In the NRS survey of 1,709 rosacea patients, nearly 93% said they had experienced physical discomfort as a result of the disorder. A burning sensation was the most commonly cited, named by 76% of the respondents. Itching was reported by two-thirds of the patients, followed closely by stinging, mentioned by 61%.
Among the other physical discomforts experienced by the survey participants were tightness, cited by 45%; swelling, named by 44%; tenderness, mentioned by 41%; tingling, 32%; prickling, 25%; and headache, 19%.
“The physical pain of rosacea is often overshadowed by the changes in appearance and the emotional impact of the condition, but all aspects deserve to be addressed,” said Dr.
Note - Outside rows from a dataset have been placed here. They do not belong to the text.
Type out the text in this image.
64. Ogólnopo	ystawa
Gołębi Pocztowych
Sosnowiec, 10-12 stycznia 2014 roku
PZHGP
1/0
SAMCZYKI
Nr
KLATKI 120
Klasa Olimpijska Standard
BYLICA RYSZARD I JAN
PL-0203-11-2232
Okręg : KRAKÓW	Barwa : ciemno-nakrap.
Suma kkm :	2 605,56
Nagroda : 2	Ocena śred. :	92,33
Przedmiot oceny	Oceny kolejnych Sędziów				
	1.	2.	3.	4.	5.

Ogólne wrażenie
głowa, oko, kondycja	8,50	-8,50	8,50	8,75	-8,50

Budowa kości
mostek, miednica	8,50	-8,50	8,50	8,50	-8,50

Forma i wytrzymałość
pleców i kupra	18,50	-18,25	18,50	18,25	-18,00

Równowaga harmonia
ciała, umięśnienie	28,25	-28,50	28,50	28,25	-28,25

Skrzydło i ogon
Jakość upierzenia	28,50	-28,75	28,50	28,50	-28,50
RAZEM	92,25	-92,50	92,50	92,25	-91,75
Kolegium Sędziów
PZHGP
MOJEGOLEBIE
Julie Harper, clinical associate professor of dermatology at the University of Alabama – Birmingham. “Ideally, medical therapy combined with avoidance of individual triggers can help to bring about a remission of symptoms, which will reduce both the emotional and physical toll of the disorder.”
The cheeks were the most common site for rosacea-related discomfort, named by 85% of the respondents, followed by the nose, cited by 58%. The eyes were another commonly affected site, mentioned by 45%, while the chin and forehead were reported by 42% each. Other affected areas included the scalp, named by 21%; the neck, 18%; the ears, 15%; and behind the ears, 11%.